Greear, who's the pastor of The Summit Church in Raleigh-Durham, North Carolina, and president of the Southern Baptist Convention, referred to biblical figures that have faced much suffering and depression, such as the prophet Jeremiah in Lamentations 3:1–8.
He suggested that some Christians can relate to the feeling of having "no light, no hope."
"Maybe you've also felt like God is not listening — or, even more, you wonder, 'God, are you behind this terrible circumstance? At the very least, you're not doing anything to stop it,'" he wrote.
He added that while people do like positive Scripture content, such as "still waters and cups running over and lions lying down with lambs," but there is a reason why God put the book of Lamentations in the Bible, despite its depressing nature.
Greear warned that many believers "have gone through dark chapters and thought the same things as Jeremiah, but they've suppressed those emotions, telling themselves, 'Real Christians don't ever feel like this.'"
Greear said that the prophet Jeremiah was a real Christian, as was 19th century Baptist preacher Charles Spurgeon and Protestant Reformer Martin Luther, and they went through dark, even suicidal periods in their lives.
"Can you see you are not alone in your thoughts? The greatest Christians in history were not those that God delivered from all pain and misery but those He delivered through their pain and misery," the megachurch pastor noted.
"He is ready to walk with you through the darkness and do the same for you."
The Summit Church has been looking closely into issues relating to Christian depression and mental health. Brad Hambrick, who serves as pastor of counseling at the megachurch, argued back in August that it's possible for a Christian to both be spiritually healthy and suffer from mental health issues.

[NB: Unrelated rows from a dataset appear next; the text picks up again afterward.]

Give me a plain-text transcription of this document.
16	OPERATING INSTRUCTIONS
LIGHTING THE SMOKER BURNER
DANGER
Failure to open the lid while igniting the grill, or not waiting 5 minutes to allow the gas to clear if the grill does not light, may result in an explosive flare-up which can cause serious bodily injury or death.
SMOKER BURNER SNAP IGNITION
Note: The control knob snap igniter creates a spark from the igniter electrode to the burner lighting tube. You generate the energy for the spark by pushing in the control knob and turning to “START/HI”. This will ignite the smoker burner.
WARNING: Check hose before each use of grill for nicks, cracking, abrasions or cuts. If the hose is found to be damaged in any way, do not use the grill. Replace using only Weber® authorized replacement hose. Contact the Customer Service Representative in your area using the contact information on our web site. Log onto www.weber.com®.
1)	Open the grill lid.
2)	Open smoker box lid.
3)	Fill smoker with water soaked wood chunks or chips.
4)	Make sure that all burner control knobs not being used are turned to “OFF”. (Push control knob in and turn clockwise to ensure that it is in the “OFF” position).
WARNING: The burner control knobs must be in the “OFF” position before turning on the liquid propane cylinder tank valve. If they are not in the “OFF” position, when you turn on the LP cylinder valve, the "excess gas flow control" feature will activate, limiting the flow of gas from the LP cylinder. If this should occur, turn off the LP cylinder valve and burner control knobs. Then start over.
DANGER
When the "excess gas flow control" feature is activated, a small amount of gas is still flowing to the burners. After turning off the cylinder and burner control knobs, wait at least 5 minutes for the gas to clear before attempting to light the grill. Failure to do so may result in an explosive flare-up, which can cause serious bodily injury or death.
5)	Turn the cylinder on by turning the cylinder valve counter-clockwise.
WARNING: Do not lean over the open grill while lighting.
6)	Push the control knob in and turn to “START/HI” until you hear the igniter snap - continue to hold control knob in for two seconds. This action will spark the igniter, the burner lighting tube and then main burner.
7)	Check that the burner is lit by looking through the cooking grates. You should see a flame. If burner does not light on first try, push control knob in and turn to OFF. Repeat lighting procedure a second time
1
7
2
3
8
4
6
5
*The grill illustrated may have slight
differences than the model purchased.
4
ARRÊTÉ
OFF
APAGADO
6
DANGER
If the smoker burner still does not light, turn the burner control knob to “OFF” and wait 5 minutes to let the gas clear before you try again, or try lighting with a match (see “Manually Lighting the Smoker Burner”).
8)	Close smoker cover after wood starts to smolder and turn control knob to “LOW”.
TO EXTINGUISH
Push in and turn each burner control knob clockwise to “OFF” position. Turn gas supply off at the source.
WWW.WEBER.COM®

After listing several conditions and mental obstacles Christians might face in life, Hambrick added: "When I say that a Christian can be spiritually strong and still experience mental health challenges, someone can be a devout Christian and have a persistent struggle with these aptitudes/skills; a struggle that is only moderately improved through the best available interventions (Christian growth or therapy) and will not be ultimately remedied until Heaven."